Monarchy – Terry, and most of his good characters, are firmly against monarchy in all its forms. Vimes’ dealings with it are the most detailed and interesting. As we’ve seen in the Witches books, an hereditary king would not necessarily be a good king (and may, like Carrot, try to avoid it) and a good king like Verence II might not be an effective king.
Pride and Prejudice – Terry, here and in later books, really nails this. His characters have pride in their race, tribe, country, city, occupation, or even street and Vimes is no exception. Neither is Carrot. The problem is when you allow your pride to become prejudice, i.e. to pre judge others. Learning to avoid this is part of the arcs of many of his characters. Only Carrot seems to have no prejudice. Vimes has it but recognizes it, possibly based on his views on privilege (i.e. private law). He is annoyed by Vetinari’s equal representation push but strives not to be prejudiced.
@5: “shifting held at” is supposed to be “shifting hills and”…darn late-night use of dictation software.
Where is it mentioned/hinted at that Angua is a werewolf? I missed it.
@8: It’s not made explicit at this point in the book, but we’ve gotten the line about the problem of city buildings unpredictably concealing the moon, plus her “barked” inquiry to Gaspode before he started talking human to her and said he could smell what she was from a mile off.

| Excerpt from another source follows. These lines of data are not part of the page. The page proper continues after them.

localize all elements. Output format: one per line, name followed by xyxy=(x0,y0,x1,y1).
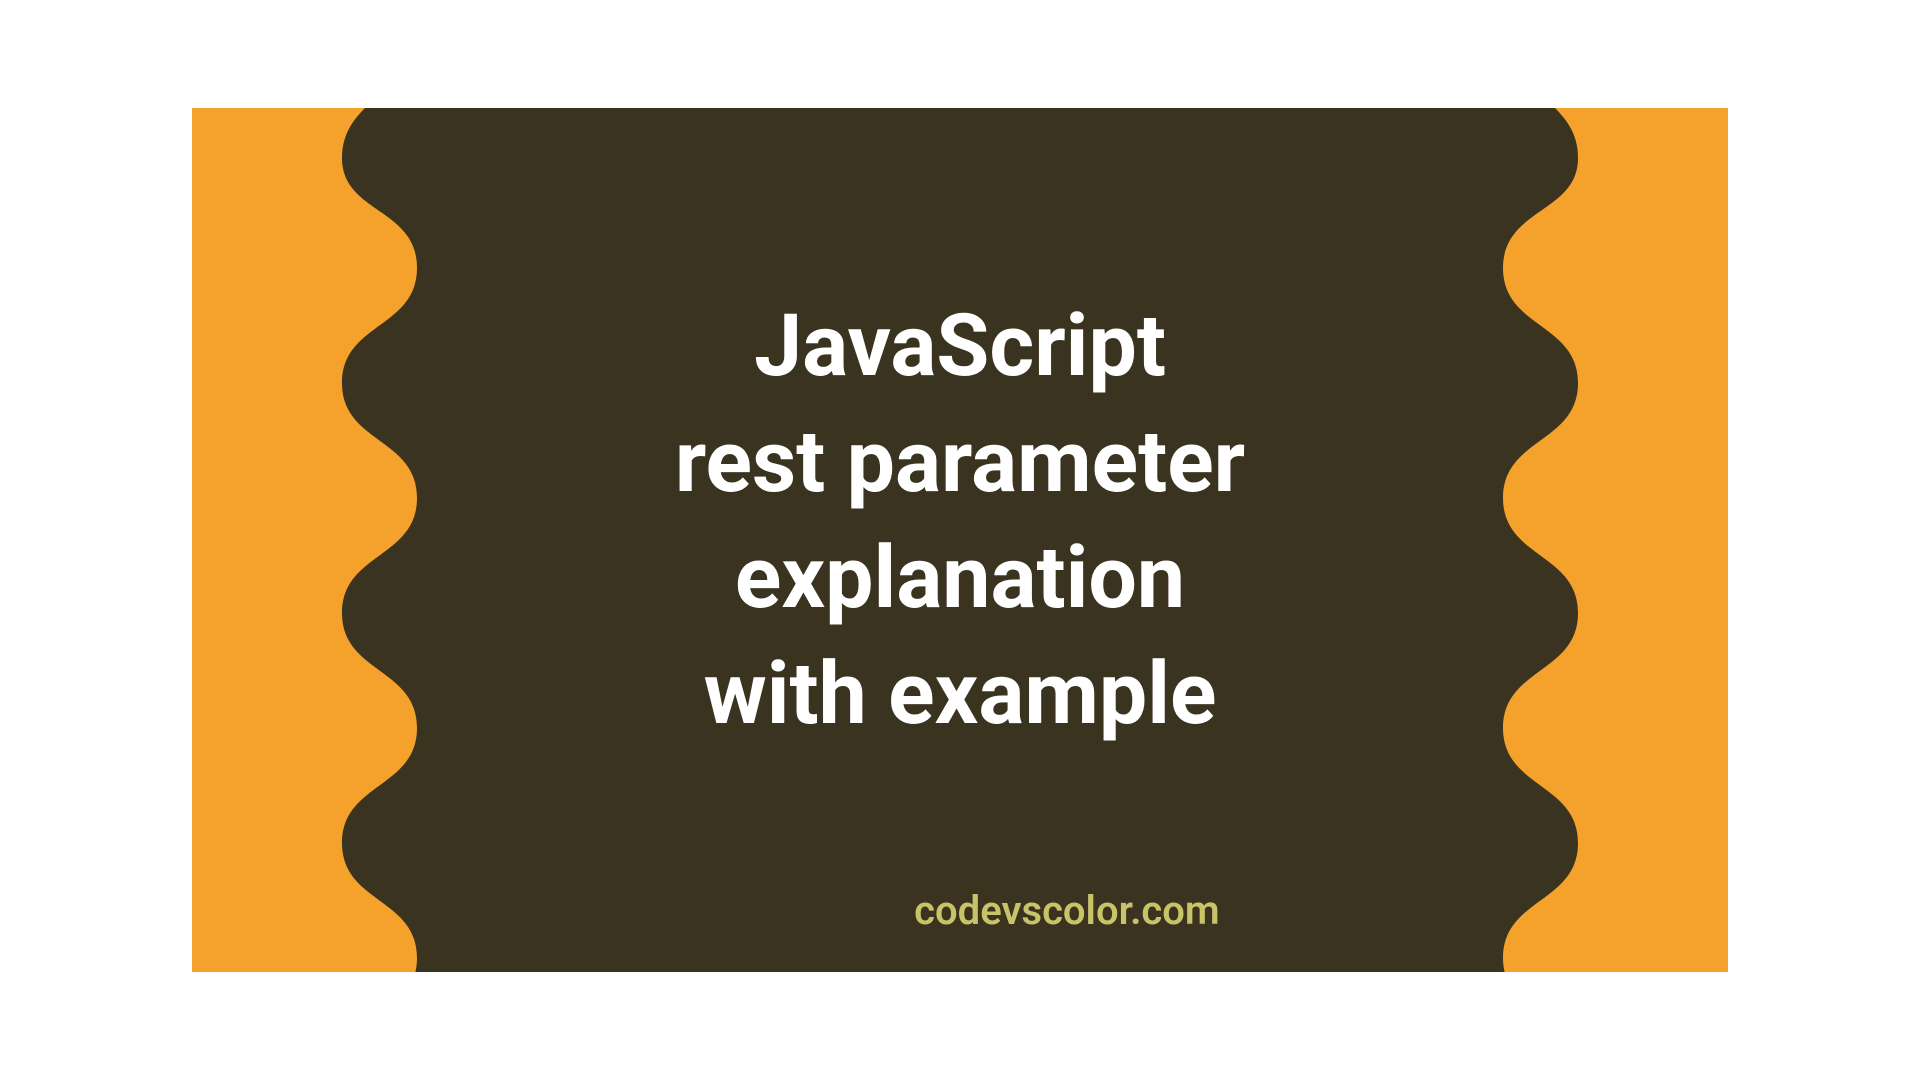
banner-canvas: JavaScript rest parameter explanation wi… xyxy=(192,108,1728,972)
text-container: JavaScript rest parameter explanation wi… xyxy=(192,108,1728,972)
title-line-2: rest parameter xyxy=(675,411,1245,512)
title-line-3: explanation xyxy=(735,527,1185,628)
attribution-label: codevscolor.com xyxy=(914,887,1220,934)
title-line-1: JavaScript xyxy=(754,295,1166,396)
banner-title: JavaScript rest parameter explanation wi… xyxy=(675,288,1245,752)
title-line-4: with example xyxy=(704,643,1217,744)
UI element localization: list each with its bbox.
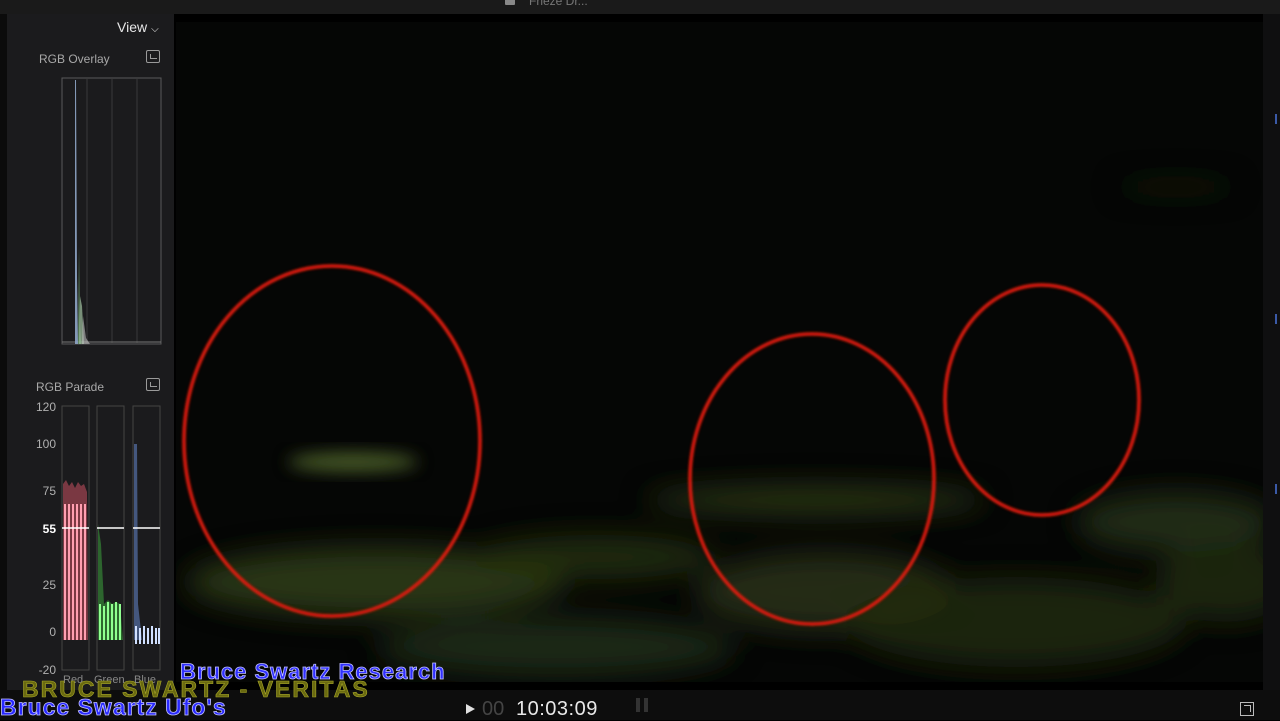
window-title: Frieze Dr...: [505, 0, 588, 8]
edge-marker: [1275, 484, 1277, 494]
ufo-glow: [288, 452, 418, 472]
scale-label-0: 0: [49, 625, 56, 639]
pause-icon[interactable]: [636, 698, 648, 712]
view-menu-label: View: [117, 19, 148, 35]
right-edge-bar: [1263, 14, 1280, 700]
scale-label-25: 25: [42, 578, 56, 592]
scale-label-neg20: -20: [38, 663, 56, 677]
scale-label-100: 100: [35, 437, 56, 451]
panel-edge: [0, 14, 7, 700]
scale-label-55: 55: [42, 522, 56, 536]
view-menu-button[interactable]: View ⌵: [117, 19, 159, 35]
rgb-parade-scope: [61, 405, 161, 671]
expand-icon[interactable]: [1240, 702, 1254, 716]
scale-label-120: 120: [35, 400, 56, 414]
timecode-prefix: 00: [482, 698, 505, 720]
chevron-down-icon: ⌵: [151, 24, 159, 35]
rgb-overlay-scope: [61, 77, 162, 345]
window-titlebar: Frieze Dr...: [0, 0, 1280, 14]
window-icon: [505, 0, 515, 5]
rgb-overlay-title: RGB Overlay: [39, 52, 110, 66]
parade-blue-trace: [134, 444, 142, 640]
timecode-display: 10:03:09: [516, 698, 598, 720]
edge-marker: [1275, 114, 1277, 124]
overlay-blue-trace: [75, 80, 78, 344]
parade-blue-highlights: [135, 626, 160, 644]
window-title-text: Frieze Dr...: [529, 0, 588, 8]
edge-marker: [1275, 314, 1277, 324]
scope-settings-icon[interactable]: [146, 50, 160, 63]
scale-label-75: 75: [42, 484, 56, 498]
video-frame: [176, 22, 1263, 682]
rgb-parade-title: RGB Parade: [36, 380, 105, 394]
overlay-luma-trace: [82, 316, 90, 344]
video-viewer[interactable]: [176, 22, 1263, 682]
scope-settings-icon-2[interactable]: [146, 378, 160, 391]
watermark-ufos: Bruce Swartz Ufo's: [0, 694, 227, 721]
play-icon[interactable]: [466, 704, 475, 714]
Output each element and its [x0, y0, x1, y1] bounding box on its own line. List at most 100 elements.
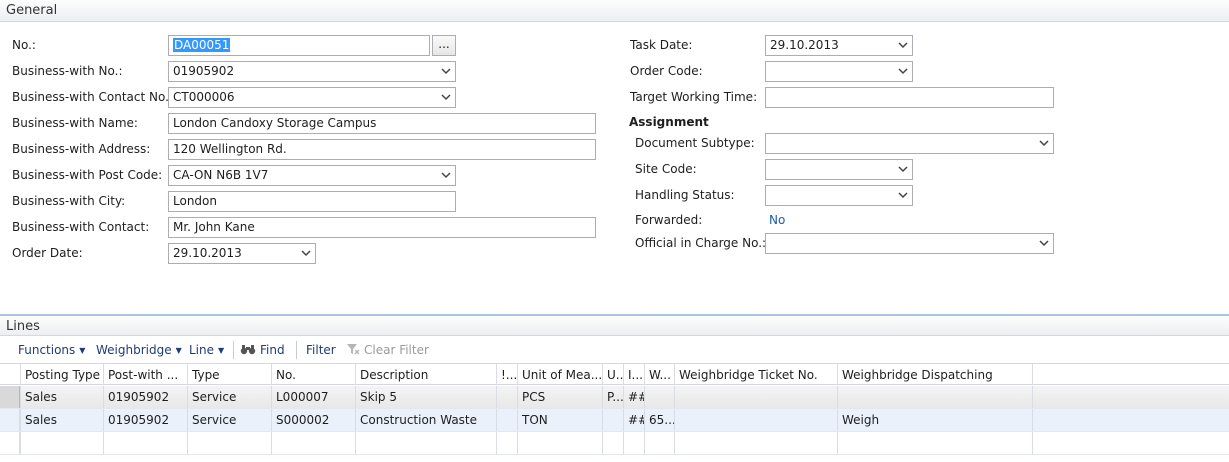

@8 – Also keep in mind that Vetinari is interested in adding different races to the Wstch. You’ll have to wait to see how it impacts this book.
BTW, I love that my favorite character, Gaspode, is back.
wrt Angua, Pratchett is definitely playing with the reader; I can’t remember whether I caught on before the reveal, back when I first read this (about a quarter-century ago…). ISTR we had a werewolf in one of the earlier works, so it’s not as if we weren’t warned they existed.
There were Lupine and Ludmilla in Reaper Man. But they’re different types of werewolf than Angua, who’s sometimes called a “classic bimorph” or “true bimorph” and can change her shape at will (except in moonlight or a silver collar) while they cannot.
I learned about Angua before I read Men at Arms, so I didn’t experience the realization of her implied species and don’t know if I would have figured it out before it was explicit. For Mark Oshiro, the penny dropped in the middle of that line about the hidden moon.
@6: Even Carrot exhibits prejudice at one point in this book. He says the following about the undead:
Sometimes a “vintage” look comes back into fashion, although that’s usually clothes from charity shops (thrift stores) rather than hand-me-downs. (My mum recently made a bundle selling off some of her old 1970’s and 80’s clothes).
I guess this might be related to the fashion for ‘stonewashed’ jeans etc. where brand new clothes are distressed to look as if they’ve been worn for a long time.
I didn’t realize Plato existed in Discworld
Also, A Slow Comfortable Screw Up Against the Wall
Should I ask what makes up that Cocktail?